Went to Crow Valley today with Nina Routh. We didn't get there until 10:30am and birded until 3. Birdy enough to be interesting for the first part, with lot of newly arrived Wilson's Warblers and Chipping Sparrows. While eating lunch at the main picnic shelter, Joe Mammoser walked up and said he had just seen a Blue-headed Vireo about 20 yards beyond the point where Nina and I broke off the loop for some food. Grateful for the intel, we finished eating and headed over to the area in the northwest corner of the campground. If you walk east from the group area you come to a point where the trail heads north to the pond with the Russian-olive overtopping it and the gate to the Mourning Dove Trail/dispersed camping. Right where the trail just east of the Group Area heads north is a grove of Siberian elms. In the channel of Crow Creek is a remnant puddle of water. The vireo was here working a fairly wide circle of the elms getting that favorite of "solitary" vireos, adult rough stink bugs (Brochymena sp.). I even saw the vireo eat an egg cluster of rough stink bug.See July 2014 issue of "Colorado Birds" for a discussion of these interesting insects.

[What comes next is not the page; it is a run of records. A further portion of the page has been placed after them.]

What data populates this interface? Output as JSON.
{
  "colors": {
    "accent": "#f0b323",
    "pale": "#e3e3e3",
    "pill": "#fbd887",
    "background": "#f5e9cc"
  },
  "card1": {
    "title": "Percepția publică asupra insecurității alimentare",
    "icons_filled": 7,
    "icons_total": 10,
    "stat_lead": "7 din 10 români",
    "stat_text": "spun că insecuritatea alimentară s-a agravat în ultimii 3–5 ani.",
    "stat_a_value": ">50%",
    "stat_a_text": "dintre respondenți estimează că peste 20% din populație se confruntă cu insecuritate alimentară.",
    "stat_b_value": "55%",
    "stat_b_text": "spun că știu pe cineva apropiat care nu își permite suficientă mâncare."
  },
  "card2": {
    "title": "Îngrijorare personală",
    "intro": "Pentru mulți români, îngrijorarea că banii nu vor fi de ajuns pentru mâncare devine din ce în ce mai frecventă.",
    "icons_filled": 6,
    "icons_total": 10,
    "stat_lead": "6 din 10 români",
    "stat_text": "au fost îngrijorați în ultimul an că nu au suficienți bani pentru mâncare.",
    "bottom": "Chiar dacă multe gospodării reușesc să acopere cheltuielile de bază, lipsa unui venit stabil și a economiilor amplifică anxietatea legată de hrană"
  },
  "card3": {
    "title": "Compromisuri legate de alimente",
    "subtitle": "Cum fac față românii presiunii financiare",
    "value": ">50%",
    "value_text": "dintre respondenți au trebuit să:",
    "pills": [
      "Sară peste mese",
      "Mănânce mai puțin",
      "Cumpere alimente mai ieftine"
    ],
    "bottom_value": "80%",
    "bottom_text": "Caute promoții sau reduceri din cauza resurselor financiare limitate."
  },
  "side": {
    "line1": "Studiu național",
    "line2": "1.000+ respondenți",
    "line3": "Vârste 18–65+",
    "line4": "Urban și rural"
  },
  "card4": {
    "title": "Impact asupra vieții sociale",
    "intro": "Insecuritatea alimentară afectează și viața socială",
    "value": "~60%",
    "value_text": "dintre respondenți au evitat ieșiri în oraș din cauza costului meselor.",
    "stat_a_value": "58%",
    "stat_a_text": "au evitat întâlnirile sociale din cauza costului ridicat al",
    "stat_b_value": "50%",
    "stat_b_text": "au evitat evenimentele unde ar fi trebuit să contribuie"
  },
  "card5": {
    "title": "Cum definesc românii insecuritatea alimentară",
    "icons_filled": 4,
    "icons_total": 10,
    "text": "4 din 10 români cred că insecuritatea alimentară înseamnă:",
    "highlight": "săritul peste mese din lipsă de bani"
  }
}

Also in this same area were the other four vireo species: Plumbeous, Cassin's, Red-eyed, and Warbling. We also had one male Townsend's Warbler, one early Yellow-rumped Warbler, several MacGillivray's Warblers (at least 6 along the south and west riparian zone) and one Orange-crowned Warbler. Joe said he had a Yellow-breasted Chat. We had a fair number of empids including Least, Gray and Dusky that we could identify. An Olive-sided Flycatcher and Western Wood-Pewee worked dead elm tree tops. A few Western Tanagers foraged in elms, presumably on Elm Leaf Beetle larvae. In the southwest corner (sw of the junipers) we had an early immature White-crowned Sparrow hanging with one Clay-colored, or was it the other way around? No thrushes. No solitaires. No sapsuckers or Red-headed.
Not a ton of diversity (only 29 species or so) but some keepers. Vireos are underrated. We thank Joe for coming over to tell us about the Blue-headed.
The campground was beginning to fill up but was not crazy busy (yet).